Benar sesuai perkiraannya. Lebih dari delapan jam mereka menunggu. Kembali pada ibunya dan Irma, kekasih lamanya ketika masih di kampung.
"Urang ka luhur!" mengajak mereka naik keatas.
"Keun bae Fendy nu mawa", menawarkan diri untuk membawakan tas milik ibunya.
Berjalan dengan langkah cepatnya meski Reza tak terburu-buru. Saat pintu lift terbuka, Reza menyadari Ibunya ragu untuk masuk. Segera dia memegang tangannya dengan kencang.
Saat Lift bergerak naik dan ibunya semakin tegang, Reza mendekatkan badannya dengan mengencangkan pegangan tangannya. Masuk dan menyalakan semua lampu.
Menuang teh panas pada dua cangkir dan membawanya pada Reza yang berdiri sendiri diluar ruangan. Memberikan salah satunya dan berdiri disebelahnya.
"Kenapa kamu tak bilang dulu kalau mau ajak Ibu kesini?"
"Bukan Irma yang ajak, tapi Ibu yang minta kesini!"
Mencoba mengingat-ingat apakah dia pernah memberitahu alamat tinggalnya pada orang selain Juno.
"Apa aku pernah memberitahu kalau aku tinggal disini?"
"Heunteu. kaditu, kadieu", Menjawab dengan memberitahu jika dirinya harus bertanya kesana-kemari hanya untuk mendapatkan alamat tinggalnya.
Merasakan aroma harum seduhan teh yang ada ditangannya. Sejenak sama-sama terdiam.
"Irma heunteu nyaho kudu seneng atau sedih", Mengungkapkan perasaannya yang tak tahu harus senang atau sedih setelah keadaan Reza sesungguhnya.
Menoleh pada Irma yang perkataannya seperti mengandung kesan buruk
padanya. Berpikir dari tempat tinggal serta benda-benda yang dia miliki.
"Aa teh bahagia sareng kahirupan sepertos kieu?"

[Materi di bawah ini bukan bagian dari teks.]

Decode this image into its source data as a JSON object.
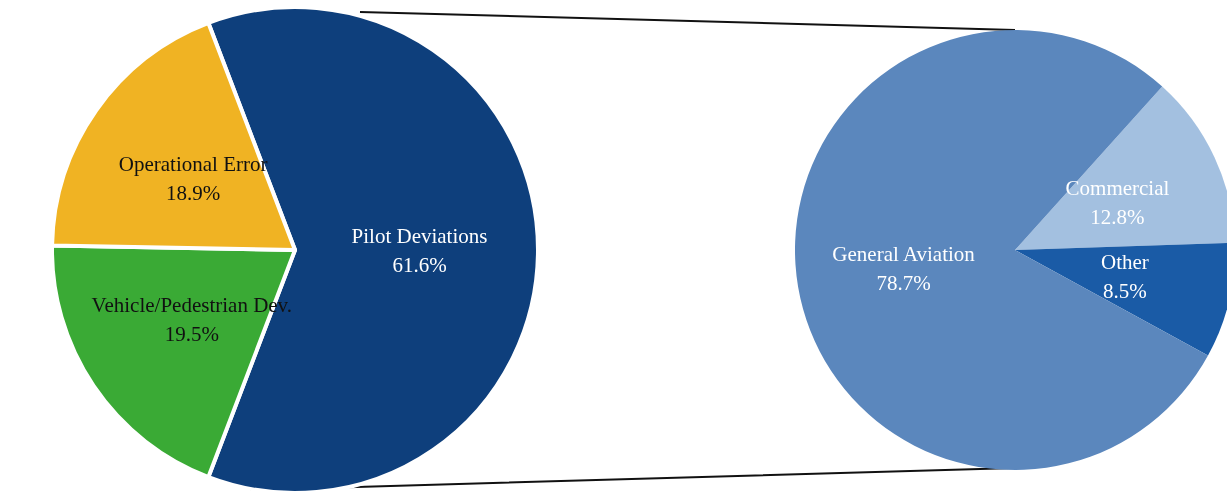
{
  "chart_data": [
    {
      "type": "pie",
      "categories": [
        "Pilot Deviations",
        "Vehicle/Pedestrian Dev.",
        "Operational Error"
      ],
      "values": [
        61.6,
        19.5,
        18.9
      ],
      "colors": [
        "#0e3f7c",
        "#3aaa35",
        "#f0b323"
      ],
      "value_labels": [
        "61.6%",
        "19.5%",
        "18.9%"
      ]
    },
    {
      "type": "pie",
      "categories": [
        "Commercial",
        "Other",
        "General Aviation"
      ],
      "values": [
        12.8,
        8.5,
        78.7
      ],
      "colors": [
        "#a3c0e0",
        "#1a5ba6",
        "#5b87bd"
      ],
      "value_labels": [
        "12.8%",
        "8.5%",
        "78.7%"
      ]
    }
  ]
}
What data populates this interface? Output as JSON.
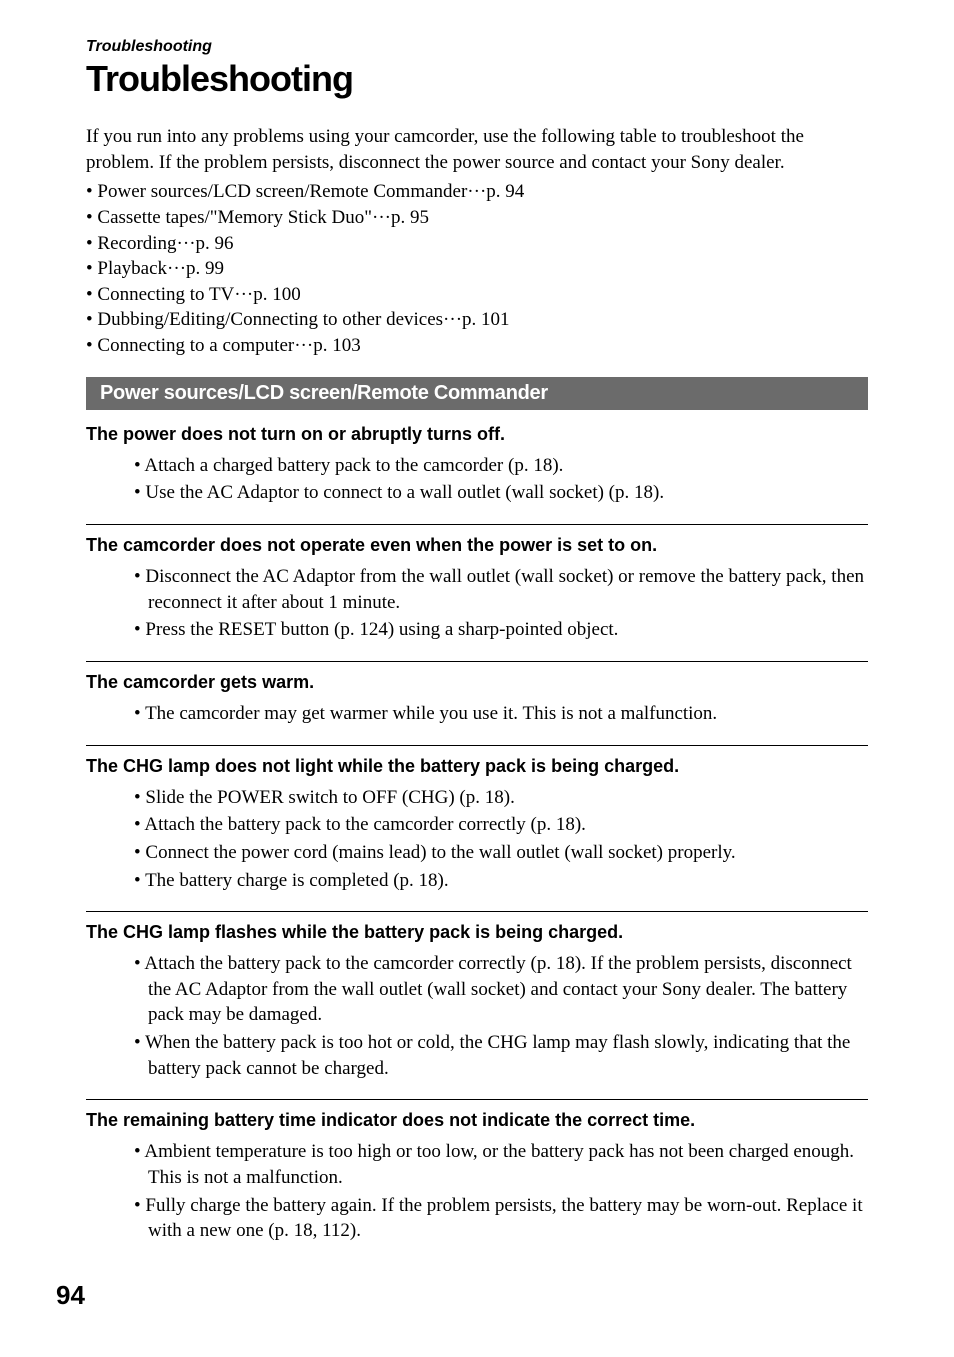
{
  "section_label": "Troubleshooting",
  "page_title": "Troubleshooting",
  "intro": "If you run into any problems using your camcorder, use the following table to troubleshoot the problem. If the problem persists, disconnect the power source and contact your Sony dealer.",
  "toc": [
    "Power sources/LCD screen/Remote Commander···p. 94",
    "Cassette tapes/\"Memory Stick Duo\"···p. 95",
    "Recording···p. 96",
    "Playback···p. 99",
    "Connecting to TV···p. 100",
    "Dubbing/Editing/Connecting to other devices···p. 101",
    "Connecting to a computer···p. 103"
  ],
  "section_bar": "Power sources/LCD screen/Remote Commander",
  "problems": [
    {
      "title": "The power does not turn on or abruptly turns off.",
      "answers": [
        "Attach a charged battery pack to the camcorder (p. 18).",
        "Use the AC Adaptor to connect to a wall outlet (wall socket) (p. 18)."
      ]
    },
    {
      "title": "The camcorder does not operate even when the power is set to on.",
      "answers": [
        "Disconnect the AC Adaptor from the wall outlet (wall socket) or remove the battery pack, then reconnect it after about 1 minute.",
        "Press the RESET button (p. 124) using a sharp-pointed object."
      ]
    },
    {
      "title": "The camcorder gets warm.",
      "answers": [
        "The camcorder may get warmer while you use it. This is not a malfunction."
      ]
    },
    {
      "title": "The CHG lamp does not light while the battery pack is being charged.",
      "answers": [
        "Slide the POWER switch to OFF (CHG) (p. 18).",
        "Attach the battery pack to the camcorder correctly (p. 18).",
        "Connect the power cord (mains lead) to the wall outlet (wall socket) properly.",
        "The battery charge is completed (p. 18)."
      ]
    },
    {
      "title": "The CHG lamp flashes while the battery pack is being charged.",
      "answers": [
        "Attach the battery pack to the camcorder correctly (p. 18). If the problem persists, disconnect the AC Adaptor from the wall outlet (wall socket) and contact your Sony dealer. The battery pack may be damaged.",
        "When the battery pack is too hot or cold, the CHG lamp may flash slowly, indicating that the battery pack cannot be charged."
      ]
    },
    {
      "title": "The remaining battery time indicator does not indicate the correct time.",
      "answers": [
        "Ambient temperature is too high or too low, or the battery pack has not been charged enough. This is not a malfunction.",
        "Fully charge the battery again. If the problem persists, the battery may be worn-out. Replace it with a new one (p. 18, 112)."
      ]
    }
  ],
  "page_number": "94",
  "colors": {
    "section_bar_bg": "#6b6b6b",
    "section_bar_fg": "#ffffff",
    "text": "#000000",
    "background": "#ffffff"
  },
  "typography": {
    "title_fontsize": 36,
    "section_label_fontsize": 16,
    "body_fontsize": 19,
    "problem_title_fontsize": 18,
    "section_bar_fontsize": 20,
    "page_number_fontsize": 26
  }
}
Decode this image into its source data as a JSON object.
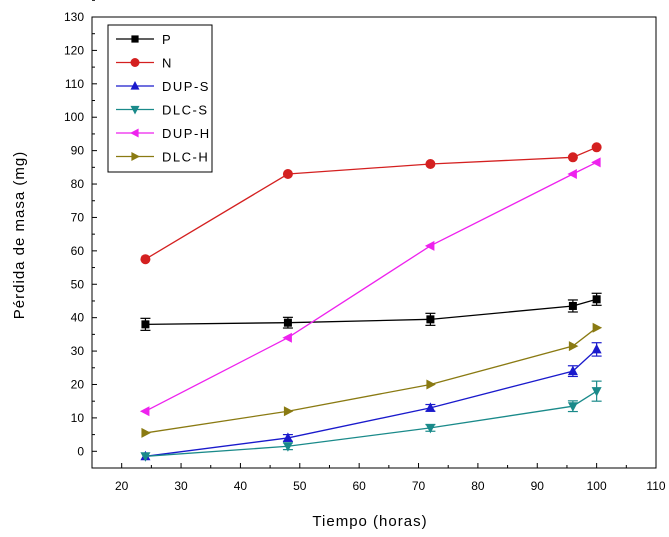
{
  "chart_data": {
    "type": "line",
    "title": "",
    "xlabel": "Tiempo (horas)",
    "ylabel": "Pérdida de masa (mg)",
    "xlim": [
      15,
      110
    ],
    "ylim": [
      -5,
      130
    ],
    "xticks": [
      20,
      30,
      40,
      50,
      60,
      70,
      80,
      90,
      100,
      110
    ],
    "yticks": [
      0,
      10,
      20,
      30,
      40,
      50,
      60,
      70,
      80,
      90,
      100,
      110,
      120,
      130
    ],
    "grid": false,
    "legend_position": "top-left",
    "x": [
      24,
      48,
      72,
      96,
      100
    ],
    "series": [
      {
        "name": "P",
        "color": "#000000",
        "marker": "square",
        "values": [
          38,
          38.5,
          39.5,
          43.5,
          45.5
        ],
        "errors": [
          1.8,
          1.6,
          1.8,
          1.8,
          1.8
        ]
      },
      {
        "name": "N",
        "color": "#d42020",
        "marker": "circle",
        "values": [
          57.5,
          83,
          86,
          88,
          91
        ],
        "errors": [
          0,
          0,
          0,
          0,
          0
        ]
      },
      {
        "name": "DUP-S",
        "color": "#1a1acc",
        "marker": "triangle-up",
        "values": [
          -1.5,
          4,
          13,
          24,
          30.5
        ],
        "errors": [
          0,
          1,
          1,
          1.6,
          2
        ]
      },
      {
        "name": "DLC-S",
        "color": "#1a8a8a",
        "marker": "triangle-down",
        "values": [
          -1.5,
          1.5,
          7,
          13.5,
          18
        ],
        "errors": [
          0,
          1,
          1,
          1.6,
          3
        ]
      },
      {
        "name": "DUP-H",
        "color": "#ee22ee",
        "marker": "triangle-left",
        "values": [
          12,
          34,
          61.5,
          83,
          86.5
        ],
        "errors": [
          0,
          0,
          0,
          0,
          0
        ]
      },
      {
        "name": "DLC-H",
        "color": "#8a7a12",
        "marker": "triangle-right",
        "values": [
          5.5,
          12,
          20,
          31.5,
          37
        ],
        "errors": [
          0,
          0,
          0,
          0,
          0
        ]
      }
    ]
  }
}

Memastikan tentang perasaannya, apakah sudah bahagia dengan jalan hidup yang diambilnya. Membuat Reza merasa bersalah pada dirinya sendiri, dan orang-orang yang selama ini dia kelabui.
Menyesalkan Irma yang telah membawa ibunya ke Jakarta, ke tempatnya, sehingga melihat langsung bagaimana kehidupannya yang sebenarnya. Tanpa mereka sadari seseorang berdiri tak jauh dibelakang mereka.
"Ibu!"
Seputaran kelopak matanya yang menghitam, pertanda untuk usia lanjut dan kelelahannya.
"Yuk urang uih ka bumi, Pendy! Kita masih punya kebun. Kita masih bisa hidup disana" membujuk putranya untuk ikut pulang kerumah dikampung.
"Embung, Bu. Sebelum Fendy berhasil membeli rumah kita kembali," tolak Reza.
"Ibu tak perlu rumah itu. Ibu sudah melupakannya,"
*
Terdengar sangat tidak mengenakkan bagi Reza yang selalu berusaha membangkitkan semangatnya sendiri. Kali ini orang yang menjadi penyemangat utama seakan berusaha menariknya dari bawah, untuk tak melanjutkan kakinya meniti tebing. Tebing yang baginya terlalu curam dan berbahaya. Sementara diatas sana sama sekali tak sebanding bila dirinya harus menukarkan dengan nyawanya.
"Sabenerna anjeun teh kedah didieu sareng ibu!" berharap putranya bersedia selalu berada didekatnya.
Terdiam Reza tanpa berani melihat kearahnya.
Dalam hati berusaha menampik jika itu hanya sebuah kecemasan saja untuknya lebih berhati-hati dalam menjalani kehidupannya.
"Ibu teh hariwang ka anjeun, Pendy!" memberitahu tentang perasaan cemasnya.
Wanita paruh baya yang masih menunggu kalimat baik atas perubahan keputusan yang terkesan memaksa dan keras kepala putranya.
"Yuk, Irma. Urang balik isukan!" ajak ibu pada Irma untuk kembali pulang pada esok hari.